Montréal, le 13 novembre 2001 - Les centrales syndicales du Québec (CSD, CSN, CSQ, FTQ) unissent leurs voix à celle de l’organisme de défense des droits des non-syndiqués Au bas de l’échelle, pour réclamer une réforme en profondeur de la Loi sur les normes du travail. Cette Loi, qui a plus de 20 ans et qui détermine les conditions de travail de 60 % de la main-d’oeuvre québécoise, a été élaborée en fonction d’emplois stables, à temps plein, occupés par des salariés n’ayant qu’un seul employeur à la fois, souvent le même tout au long de leur vie active. Cependant, de plus en plus de gens occupent maintenant des emplois précaires à temps partiel, sur appel, temporaires, contractuels, pour une agence de placement, à domicile, etc., qui sont mal couverts par les lois du travail, lorsqu’ils n’en sont pas complètement exclus.

Au bas de l’échelle et les quatre centrales syndicales dénoncent cette précarisation du travail, qui résulte de stratégies patronales visant à diminuer les coûts de main-d’œuvre et à contourner les lois du travail.

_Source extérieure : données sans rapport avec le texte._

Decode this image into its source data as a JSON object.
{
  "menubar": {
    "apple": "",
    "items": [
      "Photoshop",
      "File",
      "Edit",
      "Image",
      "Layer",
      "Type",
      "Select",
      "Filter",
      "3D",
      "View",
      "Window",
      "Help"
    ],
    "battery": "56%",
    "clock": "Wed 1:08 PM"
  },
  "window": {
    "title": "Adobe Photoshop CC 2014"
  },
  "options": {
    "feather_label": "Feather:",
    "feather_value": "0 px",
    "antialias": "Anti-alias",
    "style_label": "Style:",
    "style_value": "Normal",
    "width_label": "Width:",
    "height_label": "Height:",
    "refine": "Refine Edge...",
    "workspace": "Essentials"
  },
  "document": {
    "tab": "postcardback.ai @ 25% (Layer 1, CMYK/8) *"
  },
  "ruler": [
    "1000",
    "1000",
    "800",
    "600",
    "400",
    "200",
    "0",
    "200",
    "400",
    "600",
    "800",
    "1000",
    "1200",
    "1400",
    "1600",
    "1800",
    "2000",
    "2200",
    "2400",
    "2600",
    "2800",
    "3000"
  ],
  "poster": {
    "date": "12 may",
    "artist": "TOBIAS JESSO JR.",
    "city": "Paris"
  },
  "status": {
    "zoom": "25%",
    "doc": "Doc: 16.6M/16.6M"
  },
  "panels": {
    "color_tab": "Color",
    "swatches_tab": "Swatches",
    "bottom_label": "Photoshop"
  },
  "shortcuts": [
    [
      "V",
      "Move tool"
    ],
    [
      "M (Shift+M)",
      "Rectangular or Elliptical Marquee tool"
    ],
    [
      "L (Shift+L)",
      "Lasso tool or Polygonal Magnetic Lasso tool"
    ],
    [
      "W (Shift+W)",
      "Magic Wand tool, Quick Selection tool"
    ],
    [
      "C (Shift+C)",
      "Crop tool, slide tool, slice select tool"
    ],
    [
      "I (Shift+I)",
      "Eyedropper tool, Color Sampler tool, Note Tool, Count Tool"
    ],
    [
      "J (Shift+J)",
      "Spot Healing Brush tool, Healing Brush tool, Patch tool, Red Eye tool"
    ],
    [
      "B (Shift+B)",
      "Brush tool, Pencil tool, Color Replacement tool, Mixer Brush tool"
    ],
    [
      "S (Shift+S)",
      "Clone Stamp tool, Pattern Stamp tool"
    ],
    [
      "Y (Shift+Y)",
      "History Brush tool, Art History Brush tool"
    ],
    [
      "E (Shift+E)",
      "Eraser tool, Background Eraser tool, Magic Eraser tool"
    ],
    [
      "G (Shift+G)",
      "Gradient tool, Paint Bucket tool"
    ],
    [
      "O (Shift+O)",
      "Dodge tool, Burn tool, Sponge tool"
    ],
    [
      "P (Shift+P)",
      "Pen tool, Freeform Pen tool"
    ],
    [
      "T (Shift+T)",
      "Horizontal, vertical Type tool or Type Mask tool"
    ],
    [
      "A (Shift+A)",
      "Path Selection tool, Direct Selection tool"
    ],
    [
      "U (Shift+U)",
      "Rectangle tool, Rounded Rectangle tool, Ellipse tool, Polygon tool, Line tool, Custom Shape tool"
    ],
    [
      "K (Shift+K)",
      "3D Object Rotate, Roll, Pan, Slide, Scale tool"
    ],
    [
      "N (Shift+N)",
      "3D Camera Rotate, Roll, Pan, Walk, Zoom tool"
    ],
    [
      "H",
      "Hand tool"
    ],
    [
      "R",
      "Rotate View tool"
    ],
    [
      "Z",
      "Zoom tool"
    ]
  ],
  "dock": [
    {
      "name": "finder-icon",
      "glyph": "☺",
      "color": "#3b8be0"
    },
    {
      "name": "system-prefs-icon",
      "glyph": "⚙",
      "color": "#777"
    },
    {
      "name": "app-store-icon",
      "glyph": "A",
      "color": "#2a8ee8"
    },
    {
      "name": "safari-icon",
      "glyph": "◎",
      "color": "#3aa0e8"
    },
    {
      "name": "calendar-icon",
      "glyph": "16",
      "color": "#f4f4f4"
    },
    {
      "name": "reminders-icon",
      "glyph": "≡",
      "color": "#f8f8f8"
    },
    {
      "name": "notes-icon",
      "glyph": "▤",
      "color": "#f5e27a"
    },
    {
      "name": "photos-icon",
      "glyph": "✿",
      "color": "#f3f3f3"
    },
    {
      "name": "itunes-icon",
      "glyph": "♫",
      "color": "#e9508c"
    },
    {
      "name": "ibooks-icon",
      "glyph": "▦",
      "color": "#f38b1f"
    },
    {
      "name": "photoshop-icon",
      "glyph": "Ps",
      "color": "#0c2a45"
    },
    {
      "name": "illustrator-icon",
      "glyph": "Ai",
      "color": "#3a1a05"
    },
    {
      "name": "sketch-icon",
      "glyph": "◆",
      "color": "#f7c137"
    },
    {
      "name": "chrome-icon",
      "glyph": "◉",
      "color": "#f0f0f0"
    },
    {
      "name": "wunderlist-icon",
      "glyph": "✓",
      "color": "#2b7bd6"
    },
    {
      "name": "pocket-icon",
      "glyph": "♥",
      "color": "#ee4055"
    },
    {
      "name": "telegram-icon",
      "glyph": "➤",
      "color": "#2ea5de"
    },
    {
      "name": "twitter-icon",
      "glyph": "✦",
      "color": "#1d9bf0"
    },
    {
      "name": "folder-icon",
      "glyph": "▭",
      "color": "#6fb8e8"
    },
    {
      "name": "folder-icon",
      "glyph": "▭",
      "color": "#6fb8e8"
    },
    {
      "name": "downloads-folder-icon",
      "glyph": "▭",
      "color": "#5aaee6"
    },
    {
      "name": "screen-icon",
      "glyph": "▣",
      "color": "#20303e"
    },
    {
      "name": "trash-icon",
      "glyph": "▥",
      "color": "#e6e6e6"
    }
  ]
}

« Si nous voulons une loi qui soit plus qu’une loi sur les normes du travail régulier à temps plein, une loi qui remédie adéquatement aux abus les plus criants dont sont victimes les salariés non syndiqués, il faut revoir en profondeur la Loi sur les normes du travail. Nous demandons au gouvernement de procéder, rapidement, à cette nécessaire réforme de la Loi, qui a d’ailleurs été promise par plusieurs ministres du Travail, sans qu’aucun ne soit passé à l’action », explique Esther Paquet, porte-parole d’Au bas de l’échelle. « Au bas de l’échelle et les centrales syndicales visent un même but: améliorer l’application des lois du travail et freiner la précarisation » conclut-elle.